There is such a thing as a free lunch

Meanwhile, companies with youthful, innovative values have taken lunch to another level entirely.

At Australian tech unicorn Canva, lunch is considered so essential to the team’s wellbeing and success that the owners hired respected chef and restaurateur Chris Low to create his dream kitchen and build a positive workplace culture around it.

Low joined Canva after selling his Surry Hills restaurant, Orto Trading Co., and as the company’s Head of Vibe, has placed food at Canva’s centre - physically and philosophically.

Low’s team daily cooks up a feast, free for all employees, with 85 percent of ingredients sourced from Canva’s own farm in Lower Portland, NSW. The team gathers around communal tables to enjoy the meal from shared plates, family style.

We all come together over food,” says Low. “People from all parts of the company, from the kitchen hands to Mel Perkins the owner. This is a real departure from the history of traditional corporate lunching.”

These jovial lunches are literally a recipe for success. “It fuels collaboration,” says Low. “We get to learn a lot about what’s happening around the company over the lunch table.”

As for the food itself, it’s as excellent as you’d expect, roaming through cuisines and flavours.

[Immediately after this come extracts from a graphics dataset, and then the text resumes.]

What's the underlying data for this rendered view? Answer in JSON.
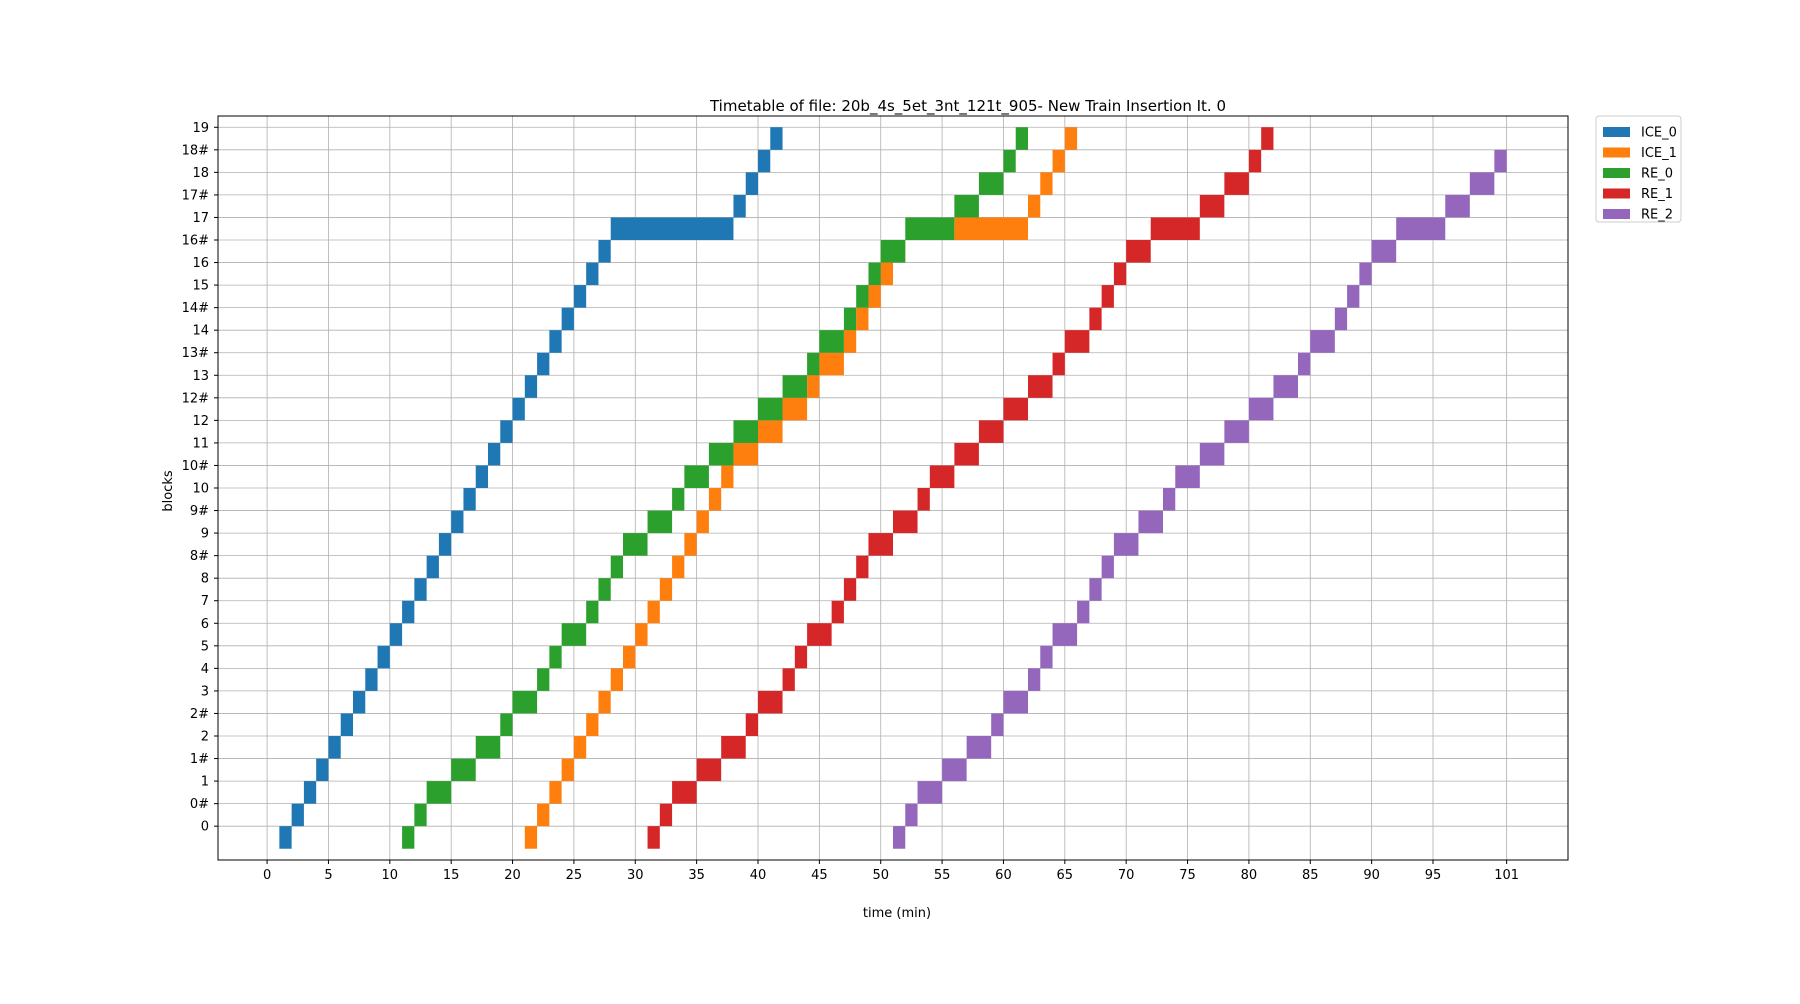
{
  "chart_data": {
    "type": "timetable",
    "title": "Timetable of file: 20b_4s_5et_3nt_121t_905- New Train Insertion It. 0",
    "xlabel": "time (min)",
    "ylabel": "blocks",
    "xlim": [
      -4,
      106
    ],
    "ylim": [
      -1.5,
      31.5
    ],
    "grid": true,
    "legend_position": "top-right outside",
    "x_ticks": [
      {
        "value": 0,
        "label": "0"
      },
      {
        "value": 5,
        "label": "5"
      },
      {
        "value": 10,
        "label": "10"
      },
      {
        "value": 15,
        "label": "15"
      },
      {
        "value": 20,
        "label": "20"
      },
      {
        "value": 25,
        "label": "25"
      },
      {
        "value": 30,
        "label": "30"
      },
      {
        "value": 35,
        "label": "35"
      },
      {
        "value": 40,
        "label": "40"
      },
      {
        "value": 45,
        "label": "45"
      },
      {
        "value": 50,
        "label": "50"
      },
      {
        "value": 55,
        "label": "55"
      },
      {
        "value": 60,
        "label": "60"
      },
      {
        "value": 65,
        "label": "65"
      },
      {
        "value": 70,
        "label": "70"
      },
      {
        "value": 75,
        "label": "75"
      },
      {
        "value": 80,
        "label": "80"
      },
      {
        "value": 85,
        "label": "85"
      },
      {
        "value": 90,
        "label": "90"
      },
      {
        "value": 95,
        "label": "95"
      },
      {
        "value": 101,
        "label": "101"
      }
    ],
    "categories": [
      "0",
      "0#",
      "1",
      "1#",
      "2",
      "2#",
      "3",
      "4",
      "5",
      "6",
      "7",
      "8",
      "8#",
      "9",
      "9#",
      "10",
      "10#",
      "11",
      "12",
      "12#",
      "13",
      "13#",
      "14",
      "14#",
      "15",
      "16",
      "16#",
      "17",
      "17#",
      "18",
      "18#",
      "19"
    ],
    "series": [
      {
        "name": "ICE_0",
        "color": "#1f77b4",
        "segments": [
          [
            1,
            2
          ],
          [
            2,
            3
          ],
          [
            3,
            4
          ],
          [
            4,
            5
          ],
          [
            5,
            6
          ],
          [
            6,
            7
          ],
          [
            7,
            8
          ],
          [
            8,
            9
          ],
          [
            9,
            10
          ],
          [
            10,
            11
          ],
          [
            11,
            12
          ],
          [
            12,
            13
          ],
          [
            13,
            14
          ],
          [
            14,
            15
          ],
          [
            15,
            16
          ],
          [
            16,
            17
          ],
          [
            17,
            18
          ],
          [
            18,
            19
          ],
          [
            19,
            20
          ],
          [
            20,
            21
          ],
          [
            21,
            22
          ],
          [
            22,
            23
          ],
          [
            23,
            24
          ],
          [
            24,
            25
          ],
          [
            25,
            26
          ],
          [
            26,
            27
          ],
          [
            27,
            28
          ],
          [
            28,
            38
          ],
          [
            38,
            39
          ],
          [
            39,
            40
          ],
          [
            40,
            41
          ],
          [
            41,
            42
          ]
        ]
      },
      {
        "name": "ICE_1",
        "color": "#ff7f0e",
        "segments": [
          [
            21,
            22
          ],
          [
            22,
            23
          ],
          [
            23,
            24
          ],
          [
            24,
            25
          ],
          [
            25,
            26
          ],
          [
            26,
            27
          ],
          [
            27,
            28
          ],
          [
            28,
            29
          ],
          [
            29,
            30
          ],
          [
            30,
            31
          ],
          [
            31,
            32
          ],
          [
            32,
            33
          ],
          [
            33,
            34
          ],
          [
            34,
            35
          ],
          [
            35,
            36
          ],
          [
            36,
            37
          ],
          [
            37,
            38
          ],
          [
            38,
            40
          ],
          [
            40,
            42
          ],
          [
            42,
            44
          ],
          [
            44,
            45
          ],
          [
            45,
            47
          ],
          [
            47,
            48
          ],
          [
            48,
            49
          ],
          [
            49,
            50
          ],
          [
            50,
            51
          ],
          [
            51,
            52
          ],
          [
            56,
            62
          ],
          [
            62,
            63
          ],
          [
            63,
            64
          ],
          [
            64,
            65
          ],
          [
            65,
            66
          ]
        ]
      },
      {
        "name": "RE_0",
        "color": "#2ca02c",
        "segments": [
          [
            11,
            12
          ],
          [
            12,
            13
          ],
          [
            13,
            15
          ],
          [
            15,
            17
          ],
          [
            17,
            19
          ],
          [
            19,
            20
          ],
          [
            20,
            22
          ],
          [
            22,
            23
          ],
          [
            23,
            24
          ],
          [
            24,
            26
          ],
          [
            26,
            27
          ],
          [
            27,
            28
          ],
          [
            28,
            29
          ],
          [
            29,
            31
          ],
          [
            31,
            33
          ],
          [
            33,
            34
          ],
          [
            34,
            36
          ],
          [
            36,
            38
          ],
          [
            38,
            40
          ],
          [
            40,
            42
          ],
          [
            42,
            44
          ],
          [
            44,
            45
          ],
          [
            45,
            47
          ],
          [
            47,
            48
          ],
          [
            48,
            49
          ],
          [
            49,
            50
          ],
          [
            50,
            52
          ],
          [
            52,
            56
          ],
          [
            56,
            58
          ],
          [
            58,
            60
          ],
          [
            60,
            61
          ],
          [
            61,
            62
          ]
        ]
      },
      {
        "name": "RE_1",
        "color": "#d62728",
        "segments": [
          [
            31,
            32
          ],
          [
            32,
            33
          ],
          [
            33,
            35
          ],
          [
            35,
            37
          ],
          [
            37,
            39
          ],
          [
            39,
            40
          ],
          [
            40,
            42
          ],
          [
            42,
            43
          ],
          [
            43,
            44
          ],
          [
            44,
            46
          ],
          [
            46,
            47
          ],
          [
            47,
            48
          ],
          [
            48,
            49
          ],
          [
            49,
            51
          ],
          [
            51,
            53
          ],
          [
            53,
            54
          ],
          [
            54,
            56
          ],
          [
            56,
            58
          ],
          [
            58,
            60
          ],
          [
            60,
            62
          ],
          [
            62,
            64
          ],
          [
            64,
            65
          ],
          [
            65,
            67
          ],
          [
            67,
            68
          ],
          [
            68,
            69
          ],
          [
            69,
            70
          ],
          [
            70,
            72
          ],
          [
            72,
            76
          ],
          [
            76,
            78
          ],
          [
            78,
            80
          ],
          [
            80,
            81
          ],
          [
            81,
            82
          ]
        ]
      },
      {
        "name": "RE_2",
        "color": "#9467bd",
        "segments": [
          [
            51,
            52
          ],
          [
            52,
            53
          ],
          [
            53,
            55
          ],
          [
            55,
            57
          ],
          [
            57,
            59
          ],
          [
            59,
            60
          ],
          [
            60,
            62
          ],
          [
            62,
            63
          ],
          [
            63,
            64
          ],
          [
            64,
            66
          ],
          [
            66,
            67
          ],
          [
            67,
            68
          ],
          [
            68,
            69
          ],
          [
            69,
            71
          ],
          [
            71,
            73
          ],
          [
            73,
            74
          ],
          [
            74,
            76
          ],
          [
            76,
            78
          ],
          [
            78,
            80
          ],
          [
            80,
            82
          ],
          [
            82,
            84
          ],
          [
            84,
            85
          ],
          [
            85,
            87
          ],
          [
            87,
            88
          ],
          [
            88,
            89
          ],
          [
            89,
            90
          ],
          [
            90,
            92
          ],
          [
            92,
            96
          ],
          [
            96,
            98
          ],
          [
            98,
            100
          ],
          [
            100,
            101
          ]
        ]
      }
    ]
  }
}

The Canva farm adds a unique layer. “It’s local, organic and sustainable, healthier, and reducing our carbon footprint,” says Low. “We compost our organic matter and use it to grow the vegetables. The staff visit the farm and really think about healthy eating and organic farming … it’s very grounding.”

Long live lunch

While the in-house food movement is strong, other new-gen companies are upholding the tradition of the expensed long lunch, but with a very 2019 proviso: the meal must be used to build knowledge and networks.

Software provider Hubspot and LinkedIn both have an official policy of subsidised meals out to foster collaboration and growth.

Hubspot’s rule states: “Take someone smart out for a meal. Learn something. Expense it. No approval needed. No limits. No rules. Use good judgment.”

Those 2002 bankers would approve. It seems the glory days of the legendary lunch are far from over.